Screaming so loud that no one can hear
In the isolation of my still infinity.
Unmovable arms, muscles pounded by waves.
Strength dissipated by the struggle.
Each year another breath of water
Engulfs my being, body and brain.
Dying Alive. Dark Death.
Arms at my sides grabbing for life.
Rocket screaming energy propels me from a watery grave.
Into the Red-Orange Sky.

I wrote this piece on May 15, 1978. My marriage was ending. I was about to become a single mother to two young sons, and I was terrified. Since marrying at twenty, I had not worked outside the home. I was facing a frightening future with no particular skills for earning a living. Visions of starvation and homelessness enveloped my very being every day and every night.
But there was a core deep inside me that propelled me. A belief within me that I was born with. A silent confidence. Not something I was groomed from childhood to believe. Not something that was instilled by outside forces. Certainly not something that was supported by outward measurements of success.
I somehow knew I’d find a way to make a life, a good life, for my little family of three. Because of this core belief in myself, I did make that life for us. There were setbacks, tight money in the supermarket at the end of the week, long hours of commuting to a decent job, the heartbreaking sadness my sons were feeling at the loss of their nuclear family. I propelled us forward through energy, flexibility, intelligence, planning, and complete commitment. I refused to be a victim of circumstance but to make my own future.
I did in fact, propel myself out of that watery grave. I showed my sons that I could work hard and build a career. That starting over is not an end, it’s a beginning.

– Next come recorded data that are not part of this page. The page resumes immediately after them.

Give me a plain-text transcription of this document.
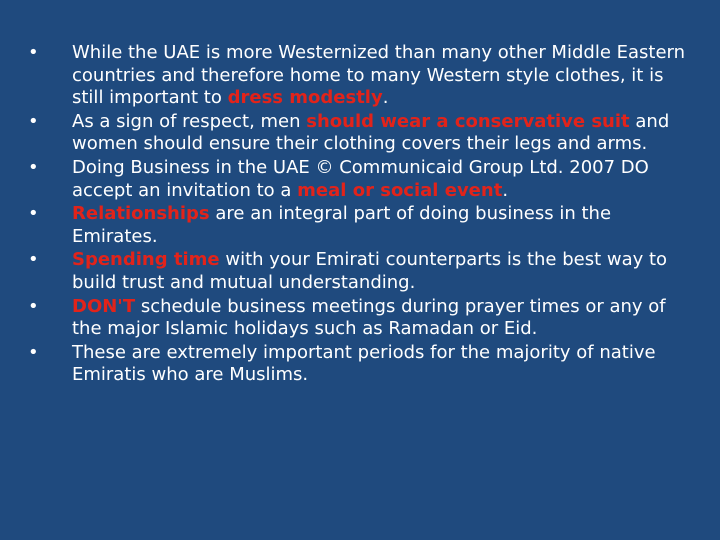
• While the UAE is more Westernized than many other Middle Eastern countries and therefore home to many Western style clothes, it is still important to dress modestly.
• As a sign of respect, men should wear a conservative suit and women should ensure their clothing covers their legs and arms.
• Doing Business in the UAE © Communicaid Group Ltd. 2007 DO accept an invitation to a meal or social event.
• Relationships are an integral part of doing business in the Emirates.
• Spending time with your Emirati counterparts is the best way to build trust and mutual understanding.
• DON'T schedule business meetings during prayer times or any of the major Islamic holidays such as Ramadan or Eid.
• These are extremely important periods for the majority of native Emiratis who are Muslims.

Notes on the illustration: In September of 1974, “The Red-Orange Sky” is the first oil painting I ever made. I was taking Wednesday evening art classes at the YMCA near where I was living in Queens Village, NY. Each week, all the students brought in calendar photos to use as models. A year later, I enrolled in college to major in art.
On November 16, 2013, using Photoshop, I digitally added the rocket explosions and fireworks to the oil painting image to illustrate this earlier writing of mine.